Thomas Johnson Kuto Kalume was a Kenyan politician and the first clergyman to be elected Member of Parliament (MP) in the history of the National Assembly of Kenya.

Kalume was a composer and co-producer of the Kenyan national anthem, which was recorded in English and Swahili in September 1963 and inaugurated at Uhuru Gardens on December 12, 1963 during Kenya's independence celebrations. The anthem bears an original African traditional tune from the Pokomo tribe in the coast.
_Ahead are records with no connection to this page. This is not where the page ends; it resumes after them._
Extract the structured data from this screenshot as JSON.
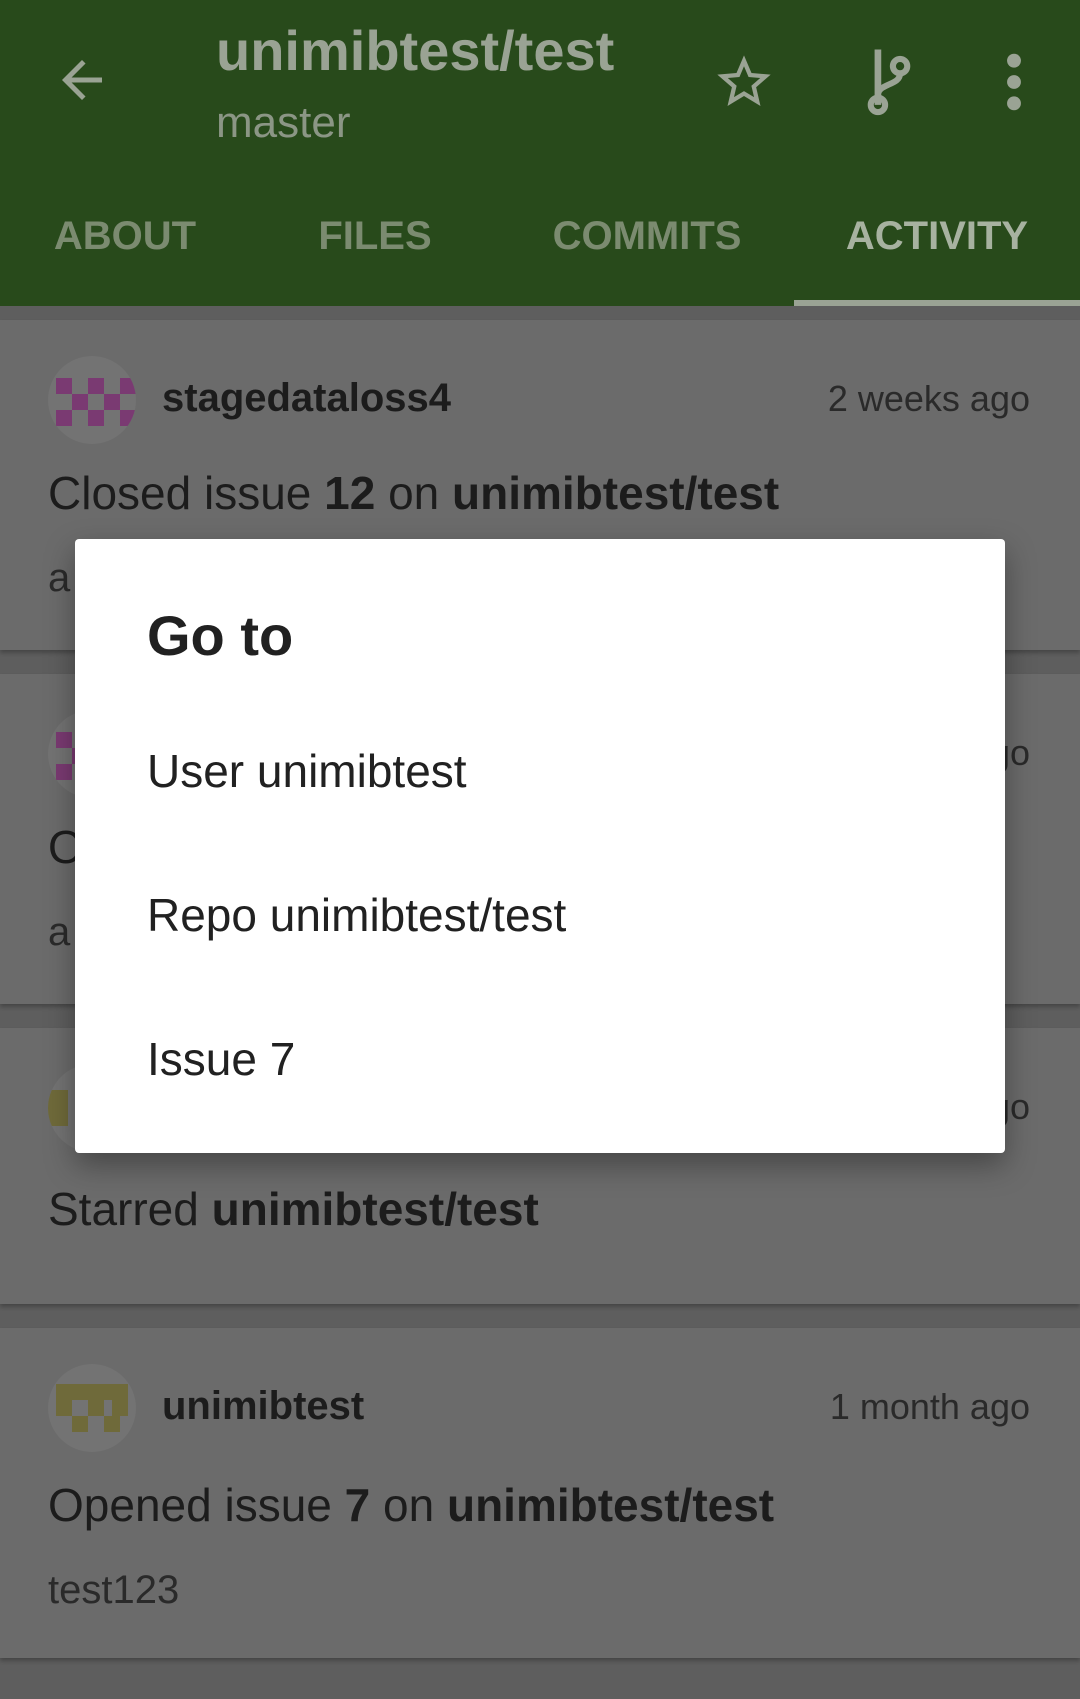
{
  "appbar": {
    "title": "unimibtest/test",
    "subtitle": "master",
    "icons": [
      "back-arrow-icon",
      "star-outline-icon",
      "git-branch-icon",
      "more-vert-icon"
    ]
  },
  "tabs": [
    {
      "label": "ABOUT"
    },
    {
      "label": "FILES"
    },
    {
      "label": "COMMITS"
    },
    {
      "label": "ACTIVITY",
      "selected": true
    }
  ],
  "feed": [
    {
      "user": "stagedataloss4",
      "time": "2 weeks ago",
      "action": {
        "verb": "Closed issue ",
        "number": "12",
        "mid": " on ",
        "repo": "unimibtest/test"
      },
      "detail_visible": "a"
    },
    {
      "time_visible": "go",
      "action_visible": "O",
      "detail_visible": "a"
    },
    {
      "time_visible": "go",
      "action": {
        "verb": "Starred ",
        "repo": "unimibtest/test"
      }
    },
    {
      "user": "unimibtest",
      "time": "1 month ago",
      "action": {
        "verb": "Opened issue ",
        "number": "7",
        "mid": " on ",
        "repo": "unimibtest/test"
      },
      "detail": "test123"
    }
  ],
  "dialog": {
    "title": "Go to",
    "items": [
      "User unimibtest",
      "Repo unimibtest/test",
      "Issue 7"
    ]
  },
  "colors": {
    "appbar": "#284a1b",
    "scrim_card": "#6b6b6b",
    "dialog_bg": "#ffffff",
    "avatar_magenta": "#7a3a72",
    "avatar_olive": "#6f6a3a"
  }
}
Kalume was born in Dagamra division of Bate location near the historical tourist town of Malindi. He belonged to the Kambe tribe, Taka clan from Kilifi, part of the larger Mijikenda ethnic community which has traditionally occupied the coastal region of Kenya.

Kalume, attended the prestigious Alliance High School, Kikuyu and proceeded to obtain a bachelor's degree in Divinity from the University of London. He later graduated with a master's degree in Theology from New York Theological Seminary.
He undertook the task of translating the Bible's New Testament directly from the Hebrew scriptures to Swahili.
Kalume was elected Member of Parliament in the 1969 Kenyan general election to represent Malindi North Constituency. He distinguished himself as an able, knowledgeable and conscientious representative of the people on many development issues leading to significant improvements in agriculture, education, health and infrastructural facilities.

Kalume died on March 15, 1975, leaving behind a widow, Mama Rebeca Florence Naswa Kalume and nine children, six boys and three girls.